Osmanlı’da kadın ne konumda?
Kuşkusuz okuduğumuz roman bir öykü anlatıyor, bu sorunun yanıtını vermiyor. Ama orada anlatılan öykü yazarın bakışı/bilincine kadın sorunu/kadının konumu/kadının başından geçenler olarak yansıdığına göre; romancının kurmaca gerçekliğinin de söyleyecekleri olacaktır elbette.
Kurgunun gerçeği ne?
Evet, kurgu, hakikati gölgeleyen gerçeği de aydınlatır. Romancının burada yaptığı da budur.
Tuttuğu aynaya yansıyanlar, onun gerçeklik duygusunu da biçimleyerek ortaya çıkanlardır. Romancının gerçeğinde zihinsel süreçler, algı, bakış, bilinç, kavrayış, yorum, eleştiri, tasarım vardır. İşte bu nedenledir ki; orada olan/biten/duran HAKİKAT başka bakış/yorumlarla nitelendirilen durumlardan koparak yazarın kurmaca aklı/biçimleyiciliğiyle yeni boyutta aydınlatılır.
Romancının aydınlanmacı bakışı Gözyaşı Konağı’nın her bir satırına sinmiştir.
Ele alınan sorunu “melodram”laştırmadan, ama romantik bir çizgiye eriştirerek; açık, yalın biçimde kahramanının gözüyle anlatması “iyi anlatıcı”nın başarısıdır.
Anlatıcının bakışında roman kahramanının algısını görürüz elbette. Kuşkusuz onu konuşturan, ona yazdıran YAZAR; neyi/niçin/neden yazdığı/yazdırdığının da bilincindedir. Nasıl, niçin yazdığının yanıtı da romanın içindedir.
Anlatısında bir zaman bakışı yaratan İşigüzel, yazının oyun, hayatın ise başlı başına bir oyun olduğunu da hatırlatarak yazar.
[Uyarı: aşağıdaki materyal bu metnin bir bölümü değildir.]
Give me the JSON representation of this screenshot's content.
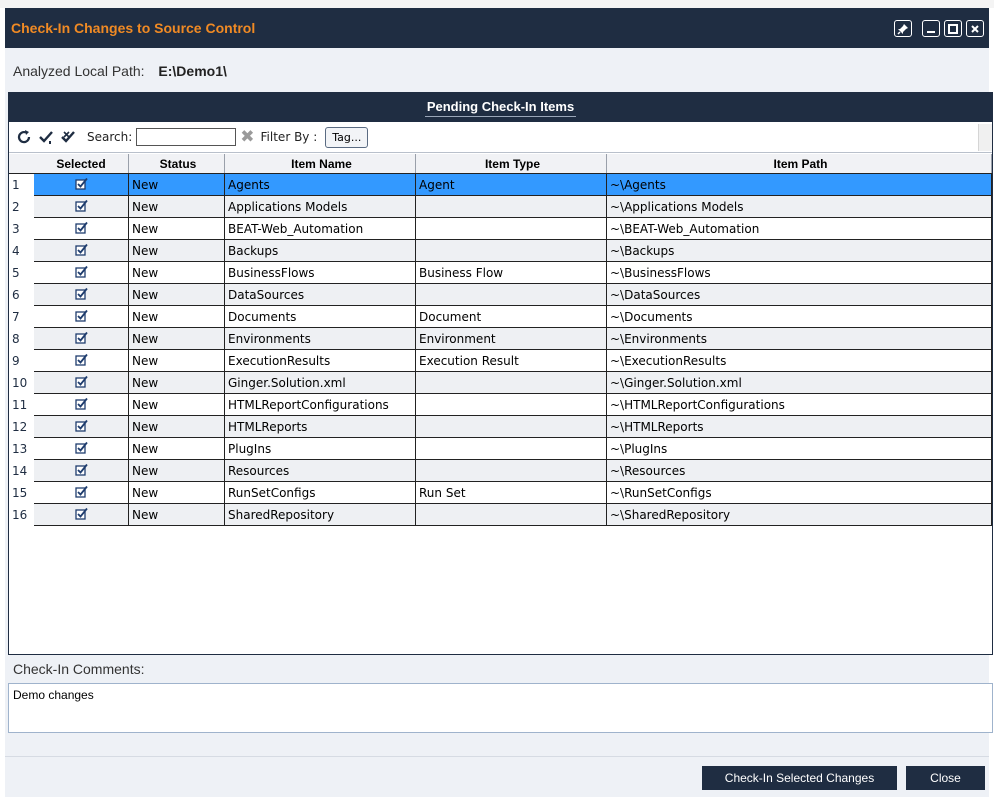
{
  "window": {
    "title": "Check-In Changes to Source Control",
    "pin_icon": "pin-icon",
    "minimize_icon": "minimize-icon",
    "maximize_icon": "maximize-icon",
    "close_icon": "close-icon"
  },
  "analyzed_path": {
    "label": "Analyzed Local Path:",
    "value": "E:\\Demo1\\"
  },
  "pending": {
    "header": "Pending Check-In Items",
    "toolbar": {
      "refresh_icon": "refresh-icon",
      "check_all_icon": "check-all-icon",
      "uncheck_all_icon": "uncheck-all-icon",
      "search_label": "Search:",
      "search_value": "",
      "filter_label": "Filter By :",
      "tag_button": "Tag..."
    },
    "columns": [
      "Selected",
      "Status",
      "Item Name",
      "Item Type",
      "Item Path"
    ],
    "rows": [
      {
        "num": "1",
        "status": "New",
        "name": "Agents",
        "type": "Agent",
        "path": "~\\Agents"
      },
      {
        "num": "2",
        "status": "New",
        "name": "Applications Models",
        "type": "",
        "path": "~\\Applications Models"
      },
      {
        "num": "3",
        "status": "New",
        "name": "BEAT-Web_Automation",
        "type": "",
        "path": "~\\BEAT-Web_Automation"
      },
      {
        "num": "4",
        "status": "New",
        "name": "Backups",
        "type": "",
        "path": "~\\Backups"
      },
      {
        "num": "5",
        "status": "New",
        "name": "BusinessFlows",
        "type": "Business Flow",
        "path": "~\\BusinessFlows"
      },
      {
        "num": "6",
        "status": "New",
        "name": "DataSources",
        "type": "",
        "path": "~\\DataSources"
      },
      {
        "num": "7",
        "status": "New",
        "name": "Documents",
        "type": "Document",
        "path": "~\\Documents"
      },
      {
        "num": "8",
        "status": "New",
        "name": "Environments",
        "type": "Environment",
        "path": "~\\Environments"
      },
      {
        "num": "9",
        "status": "New",
        "name": "ExecutionResults",
        "type": "Execution Result",
        "path": "~\\ExecutionResults"
      },
      {
        "num": "10",
        "status": "New",
        "name": "Ginger.Solution.xml",
        "type": "",
        "path": "~\\Ginger.Solution.xml"
      },
      {
        "num": "11",
        "status": "New",
        "name": "HTMLReportConfigurations",
        "type": "",
        "path": "~\\HTMLReportConfigurations"
      },
      {
        "num": "12",
        "status": "New",
        "name": "HTMLReports",
        "type": "",
        "path": "~\\HTMLReports"
      },
      {
        "num": "13",
        "status": "New",
        "name": "PlugIns",
        "type": "",
        "path": "~\\PlugIns"
      },
      {
        "num": "14",
        "status": "New",
        "name": "Resources",
        "type": "",
        "path": "~\\Resources"
      },
      {
        "num": "15",
        "status": "New",
        "name": "RunSetConfigs",
        "type": "Run Set",
        "path": "~\\RunSetConfigs"
      },
      {
        "num": "16",
        "status": "New",
        "name": "SharedRepository",
        "type": "",
        "path": "~\\SharedRepository"
      }
    ]
  },
  "comments": {
    "label": "Check-In Comments:",
    "value": "Demo changes"
  },
  "buttons": {
    "checkin": "Check-In Selected Changes",
    "close": "Close"
  }
}
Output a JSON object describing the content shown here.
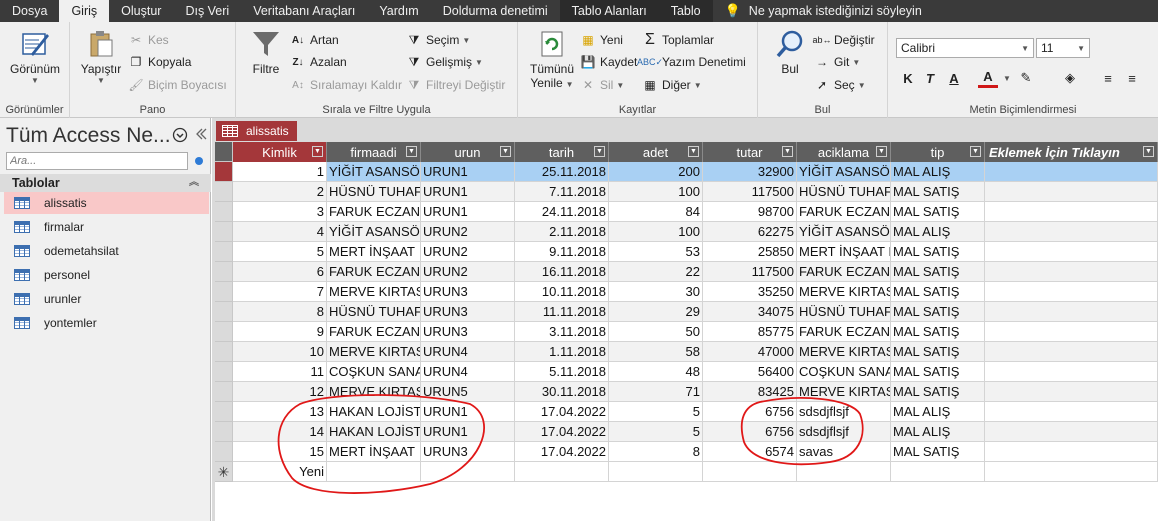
{
  "ribbon_tabs": [
    "Dosya",
    "Giriş",
    "Oluştur",
    "Dış Veri",
    "Veritabanı Araçları",
    "Yardım",
    "Doldurma denetimi",
    "Tablo Alanları",
    "Tablo"
  ],
  "ribbon_tabs_active": "Giriş",
  "tell_me": "Ne yapmak istediğinizi söyleyin",
  "groups": {
    "views": {
      "label": "Görünümler",
      "view": "Görünüm"
    },
    "clipboard": {
      "label": "Pano",
      "paste": "Yapıştır",
      "cut": "Kes",
      "copy": "Kopyala",
      "painter": "Biçim Boyacısı"
    },
    "sort": {
      "label": "Sırala ve Filtre Uygula",
      "filter": "Filtre",
      "asc": "Artan",
      "desc": "Azalan",
      "remove_sort": "Sıralamayı Kaldır",
      "selection": "Seçim",
      "advanced": "Gelişmiş",
      "toggle_filter": "Filtreyi Değiştir"
    },
    "records": {
      "label": "Kayıtlar",
      "refresh_line1": "Tümünü",
      "refresh_line2": "Yenile",
      "new": "Yeni",
      "save": "Kaydet",
      "delete": "Sil",
      "totals": "Toplamlar",
      "spelling": "Yazım Denetimi",
      "more": "Diğer"
    },
    "find": {
      "label": "Bul",
      "find": "Bul",
      "replace": "Değiştir",
      "goto": "Git",
      "select": "Seç"
    },
    "format": {
      "label": "Metin Biçimlendirmesi",
      "font": "Calibri",
      "size": "11",
      "bold": "K",
      "italic": "T",
      "underline": "A",
      "font_color": "A"
    }
  },
  "nav": {
    "title": "Tüm Access Ne...",
    "search_placeholder": "Ara...",
    "section": "Tablolar",
    "items": [
      "alissatis",
      "firmalar",
      "odemetahsilat",
      "personel",
      "urunler",
      "yontemler"
    ],
    "selected": "alissatis"
  },
  "document_tab": "alissatis",
  "table": {
    "columns": [
      "Kimlik",
      "firmaadi",
      "urun",
      "tarih",
      "adet",
      "tutar",
      "aciklama",
      "tip"
    ],
    "add_column": "Eklemek İçin Tıklayın",
    "rows": [
      [
        "1",
        "YİĞİT ASANSÖI",
        "URUN1",
        "25.11.2018",
        "200",
        "32900",
        "YİĞİT ASANSÖI",
        "MAL ALIŞ"
      ],
      [
        "2",
        "HÜSNÜ TUHAF",
        "URUN1",
        "7.11.2018",
        "100",
        "117500",
        "HÜSNÜ TUHAF",
        "MAL SATIŞ"
      ],
      [
        "3",
        "FARUK ECZANE",
        "URUN1",
        "24.11.2018",
        "84",
        "98700",
        "FARUK ECZANE",
        "MAL SATIŞ"
      ],
      [
        "4",
        "YİĞİT ASANSÖI",
        "URUN2",
        "2.11.2018",
        "100",
        "62275",
        "YİĞİT ASANSÖI",
        "MAL ALIŞ"
      ],
      [
        "5",
        "MERT İNŞAAT",
        "URUN2",
        "9.11.2018",
        "53",
        "25850",
        "MERT İNŞAAT I",
        "MAL SATIŞ"
      ],
      [
        "6",
        "FARUK ECZANE",
        "URUN2",
        "16.11.2018",
        "22",
        "117500",
        "FARUK ECZANE",
        "MAL SATIŞ"
      ],
      [
        "7",
        "MERVE KIRTAS",
        "URUN3",
        "10.11.2018",
        "30",
        "35250",
        "MERVE KIRTAS",
        "MAL SATIŞ"
      ],
      [
        "8",
        "HÜSNÜ TUHAF",
        "URUN3",
        "11.11.2018",
        "29",
        "34075",
        "HÜSNÜ TUHAF",
        "MAL SATIŞ"
      ],
      [
        "9",
        "FARUK ECZANE",
        "URUN3",
        "3.11.2018",
        "50",
        "85775",
        "FARUK ECZANE",
        "MAL SATIŞ"
      ],
      [
        "10",
        "MERVE KIRTAS",
        "URUN4",
        "1.11.2018",
        "58",
        "47000",
        "MERVE KIRTAS",
        "MAL SATIŞ"
      ],
      [
        "11",
        "COŞKUN SANA",
        "URUN4",
        "5.11.2018",
        "48",
        "56400",
        "COŞKUN SANA",
        "MAL SATIŞ"
      ],
      [
        "12",
        "MERVE KIRTAS",
        "URUN5",
        "30.11.2018",
        "71",
        "83425",
        "MERVE KIRTAS",
        "MAL SATIŞ"
      ],
      [
        "13",
        "HAKAN LOJİSTİ",
        "URUN1",
        "17.04.2022",
        "5",
        "6756",
        "sdsdjflsjf",
        "MAL ALIŞ"
      ],
      [
        "14",
        "HAKAN LOJİSTİ",
        "URUN1",
        "17.04.2022",
        "5",
        "6756",
        "sdsdjflsjf",
        "MAL ALIŞ"
      ],
      [
        "15",
        "MERT İNŞAAT",
        "URUN3",
        "17.04.2022",
        "8",
        "6574",
        "savas",
        "MAL SATIŞ"
      ]
    ],
    "new_row_label": "Yeni",
    "new_row_marker": "✳"
  },
  "colors": {
    "accent": "#a4373a",
    "row_selected": "#a9d0f3",
    "annotation": "#e01818"
  }
}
İşigüzel’in anlatıcılığını öykülerinden beri izler, okur, severim. Onda garip bir duyarlılık, yalınlık, içtenlik ötesi saydamlık vardır. Işığı geçirir gibi görünse de; sizi sınırda/eşikte durdurup gözlerinizi kamaştırır, ruhunuzu iyileştirirken acıtır da o parıltı.
Gösterirken, öyküsünü kurarken; sizi başka şeylere hazırlamanın duyarlılığıyla keder ve neşenin saydamlığını da getirip önünüze koyar.